I had him sit down at the piano and I sang the melody and words and then we worked it out super fast, like in 20 or 30 minutes. Then in my mind, it was all very realized. I knew exactly what to do or where to go with it. Then he asked me, 'What else do you have?' I was like, 'Well, I have this idea.' He said, 'Oh, that's amazing. Let's explore that.' I had all these ideas, but I just didn't think they had much worth. You don't really know what will impact someone until they hear it.

For him, I thought he's validated me. From there, I took all the songs and wrote them in a week or week and a half. In the last five or six years, that's been more of my way. I get these crazy prolific times where in a week or so, I'll write the bulk of something. I think my songs come from a different place that I don't totally understand. These explosive times of being very prolific will come. I don't know when they will come, but I'm glad they keep coming. [Laughs]

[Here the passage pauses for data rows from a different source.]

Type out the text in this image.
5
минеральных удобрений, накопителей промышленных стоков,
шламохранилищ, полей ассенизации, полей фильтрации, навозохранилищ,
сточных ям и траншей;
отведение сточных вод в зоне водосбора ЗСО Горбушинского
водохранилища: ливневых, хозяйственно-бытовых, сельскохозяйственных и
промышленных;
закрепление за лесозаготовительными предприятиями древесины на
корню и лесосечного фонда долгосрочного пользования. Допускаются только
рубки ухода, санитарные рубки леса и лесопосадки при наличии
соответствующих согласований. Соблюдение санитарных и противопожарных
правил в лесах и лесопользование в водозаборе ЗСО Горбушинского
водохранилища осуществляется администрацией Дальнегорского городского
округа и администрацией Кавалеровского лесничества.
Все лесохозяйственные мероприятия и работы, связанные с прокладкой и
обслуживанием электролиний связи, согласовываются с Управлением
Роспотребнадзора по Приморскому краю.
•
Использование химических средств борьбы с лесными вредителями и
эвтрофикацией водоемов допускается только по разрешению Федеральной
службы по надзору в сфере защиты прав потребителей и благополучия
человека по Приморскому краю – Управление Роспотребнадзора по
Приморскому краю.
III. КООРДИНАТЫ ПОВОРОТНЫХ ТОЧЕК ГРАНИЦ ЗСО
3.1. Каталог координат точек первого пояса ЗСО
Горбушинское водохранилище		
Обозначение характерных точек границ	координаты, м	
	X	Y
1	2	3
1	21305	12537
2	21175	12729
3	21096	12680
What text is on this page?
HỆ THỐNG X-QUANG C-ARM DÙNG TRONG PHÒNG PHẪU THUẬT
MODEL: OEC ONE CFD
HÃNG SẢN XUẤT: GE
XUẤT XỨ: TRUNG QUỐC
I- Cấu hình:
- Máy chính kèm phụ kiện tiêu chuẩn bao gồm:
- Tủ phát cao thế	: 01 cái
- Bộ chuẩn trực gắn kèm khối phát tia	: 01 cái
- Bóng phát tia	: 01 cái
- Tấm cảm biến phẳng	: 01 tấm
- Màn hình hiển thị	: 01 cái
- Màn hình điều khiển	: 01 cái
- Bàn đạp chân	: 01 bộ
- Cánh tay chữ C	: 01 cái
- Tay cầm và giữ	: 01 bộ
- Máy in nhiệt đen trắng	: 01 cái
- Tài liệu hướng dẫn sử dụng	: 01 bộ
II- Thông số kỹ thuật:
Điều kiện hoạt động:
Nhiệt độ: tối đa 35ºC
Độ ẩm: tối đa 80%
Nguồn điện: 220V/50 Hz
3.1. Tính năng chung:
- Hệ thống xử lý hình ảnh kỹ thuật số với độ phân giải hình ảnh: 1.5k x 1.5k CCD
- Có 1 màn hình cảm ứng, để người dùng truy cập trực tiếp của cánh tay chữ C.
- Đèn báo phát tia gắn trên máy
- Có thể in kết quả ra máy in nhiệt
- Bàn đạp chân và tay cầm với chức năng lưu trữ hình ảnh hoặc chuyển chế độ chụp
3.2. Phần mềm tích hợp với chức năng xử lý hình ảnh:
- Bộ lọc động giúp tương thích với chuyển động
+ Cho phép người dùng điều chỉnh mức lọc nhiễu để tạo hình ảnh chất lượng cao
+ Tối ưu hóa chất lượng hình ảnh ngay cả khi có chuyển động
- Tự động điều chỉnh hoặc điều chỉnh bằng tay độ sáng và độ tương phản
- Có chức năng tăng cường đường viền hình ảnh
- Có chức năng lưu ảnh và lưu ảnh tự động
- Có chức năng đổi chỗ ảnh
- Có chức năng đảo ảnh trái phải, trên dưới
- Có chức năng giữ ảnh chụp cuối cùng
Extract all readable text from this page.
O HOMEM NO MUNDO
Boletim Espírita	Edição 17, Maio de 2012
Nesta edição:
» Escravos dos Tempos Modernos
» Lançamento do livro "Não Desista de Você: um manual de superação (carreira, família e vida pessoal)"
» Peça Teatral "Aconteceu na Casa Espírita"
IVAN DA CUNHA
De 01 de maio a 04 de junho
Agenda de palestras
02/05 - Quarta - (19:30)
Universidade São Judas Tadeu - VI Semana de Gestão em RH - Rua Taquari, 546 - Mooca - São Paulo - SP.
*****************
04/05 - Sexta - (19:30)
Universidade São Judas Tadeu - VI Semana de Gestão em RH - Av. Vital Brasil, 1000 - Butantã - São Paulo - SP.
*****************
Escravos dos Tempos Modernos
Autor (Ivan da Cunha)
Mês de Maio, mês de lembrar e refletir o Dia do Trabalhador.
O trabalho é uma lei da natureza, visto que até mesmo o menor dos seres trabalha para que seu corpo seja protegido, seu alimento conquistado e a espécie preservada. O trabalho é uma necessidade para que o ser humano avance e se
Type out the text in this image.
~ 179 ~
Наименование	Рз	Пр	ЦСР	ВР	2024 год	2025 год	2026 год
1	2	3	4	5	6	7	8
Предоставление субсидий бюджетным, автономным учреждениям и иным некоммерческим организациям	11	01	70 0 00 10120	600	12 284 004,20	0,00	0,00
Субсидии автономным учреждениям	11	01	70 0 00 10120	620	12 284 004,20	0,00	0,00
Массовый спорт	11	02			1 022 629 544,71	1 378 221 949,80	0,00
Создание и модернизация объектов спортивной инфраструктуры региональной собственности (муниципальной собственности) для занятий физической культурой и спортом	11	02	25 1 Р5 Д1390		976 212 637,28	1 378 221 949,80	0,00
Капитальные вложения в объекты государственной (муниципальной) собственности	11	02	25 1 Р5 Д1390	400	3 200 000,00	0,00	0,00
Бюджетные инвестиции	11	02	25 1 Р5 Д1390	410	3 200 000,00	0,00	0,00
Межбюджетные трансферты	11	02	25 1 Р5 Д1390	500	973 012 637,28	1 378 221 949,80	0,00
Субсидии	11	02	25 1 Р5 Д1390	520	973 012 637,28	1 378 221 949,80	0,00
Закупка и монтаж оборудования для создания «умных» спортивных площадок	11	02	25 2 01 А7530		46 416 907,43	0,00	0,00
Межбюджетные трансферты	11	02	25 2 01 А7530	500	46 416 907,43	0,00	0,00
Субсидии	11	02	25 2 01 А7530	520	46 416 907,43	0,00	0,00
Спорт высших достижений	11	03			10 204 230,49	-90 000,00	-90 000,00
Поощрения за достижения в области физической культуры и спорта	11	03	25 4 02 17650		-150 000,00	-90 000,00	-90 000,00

On the last album, I had a similar thing. I didn't have that many ideas, or I didn't think that I did, and then I just get a real hot streak. Sometimes it is out of that desperation. Dude, we have to record. We have to make an album, so you have to produce things. That gives me a little nudge as well.

Analogue: What a funny way to make a living, to rely on something you don't understand to give you something you don't feel you can produce.

Jake: I know. I'm sure people are like, 'No, he just sits around and writes songs all day. It's very calculated.' But it's not. It always just comes out at once and then I think, 'Oh, that's a good idea,' even when I don't think it's my idea entirely.

Analogue: I love that posture.

Jake: I do think that is part of the honesty and keeping things pretty pure and raw.